Schneier: Who Should be in Charge of U.S. Cybersecurity?
Bruce Schneier:
U.S. government cybersecurity is an insecure mess, and fixing it is going to take considerable attention and resources. Trying to make sense of this, President Barack Obama ordered a 60-day review of government cybersecurity initiatives. Meanwhile, the U.S. House Subcommittee on Emerging Threats, Cybersecurity, Science and Technology is holding hearings on the same topic.
One of the areas of contention is who should be in charge. The FBI, DHS and DoD -- specifically, the NSA -- all have interests here. Earlier this month, Rod Beckström resigned from his position as director of the DHS's National Cybersecurity Center, warning of a power grab by the NSA.
Putting national cybersecurity in the hands of the NSA is an incredibly bad idea. An entire parade of people, ranging from former FBI director Louis Freeh to Microsoft's Trusted Computing Group Vice President and former Justice Department computer crime chief Scott Charney, have told Congress the same thing at this month's hearings.
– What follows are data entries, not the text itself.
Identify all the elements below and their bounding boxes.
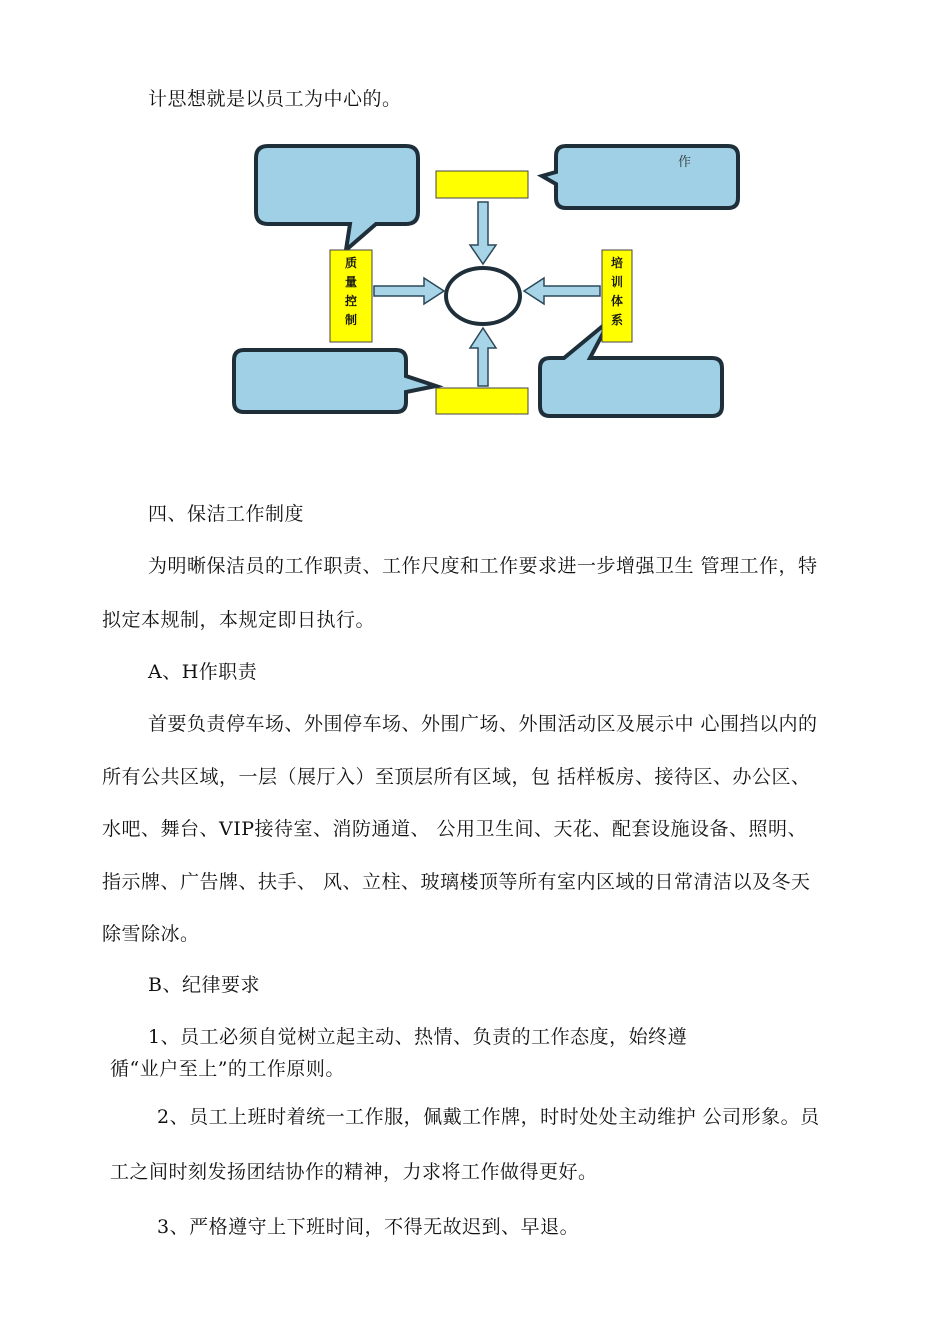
left-label-char: 量 bbox=[345, 275, 358, 289]
text-line-9: 指示牌、广告牌、扶手、 风、立柱、玻璃楼顶等所有室内区域的日常清洁以及冬天 bbox=[102, 871, 811, 893]
top-label-box bbox=[436, 171, 528, 198]
text-line-8: 水吧、舞台、VIP接待室、消防通道、 公用卫生间、天花、配套设施设备、照明、 bbox=[102, 818, 808, 840]
text-line-14: 2、员工上班时着统一工作服，佩戴工作牌，时时处处主动维护 公司形象。员 bbox=[157, 1106, 820, 1128]
left-label-char: 制 bbox=[345, 313, 358, 327]
arrow-left bbox=[524, 278, 600, 304]
right-label-char: 系 bbox=[611, 313, 624, 327]
text-line-1: 计思想就是以员工为中心的。 bbox=[148, 88, 402, 110]
arrow-up bbox=[470, 328, 496, 386]
right-label-char: 训 bbox=[611, 275, 624, 289]
left-label-char: 质 bbox=[345, 256, 358, 270]
subheading-b: B、纪律要求 bbox=[148, 974, 260, 996]
speech-bubble-top-left bbox=[256, 146, 418, 250]
text-line-13: 循“业户至上”的工作原则。 bbox=[110, 1058, 345, 1080]
text-line-3: 为明晰保洁员的工作职责、工作尺度和工作要求进一步增强卫生 管理工作，特 bbox=[148, 555, 818, 577]
text-line-6: 首要负责停车场、外围停车场、外围广场、外围活动区及展示中 心围挡以内的 bbox=[148, 713, 818, 735]
arrow-right bbox=[374, 278, 444, 304]
speech-bubble-bottom-left bbox=[234, 350, 436, 412]
left-label-char: 控 bbox=[345, 294, 358, 308]
speech-bubble-top-right bbox=[542, 146, 738, 208]
right-label-char: 体 bbox=[611, 294, 624, 308]
subheading-a: A、H作职责 bbox=[148, 661, 258, 683]
text-line-15: 工之间时刻发扬团结协作的精神，力求将工作做得更好。 bbox=[110, 1161, 598, 1183]
section-heading: 四、保洁工作制度 bbox=[148, 503, 305, 525]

Cybersecurity isn't a military problem, or even a government problem -- it's a universal problem. All networks, military, government, civilian and commercial, use the same computers, the same networking hardware, the same Internet protocols and the same software packages. We all are the targets of the same attack tools and tactics. It's not even that government targets are somehow more important; these days, most of our nation's critical IT infrastructure is in commercial hands. Government-sponsored Chinese hackers go after both military and civilian targets.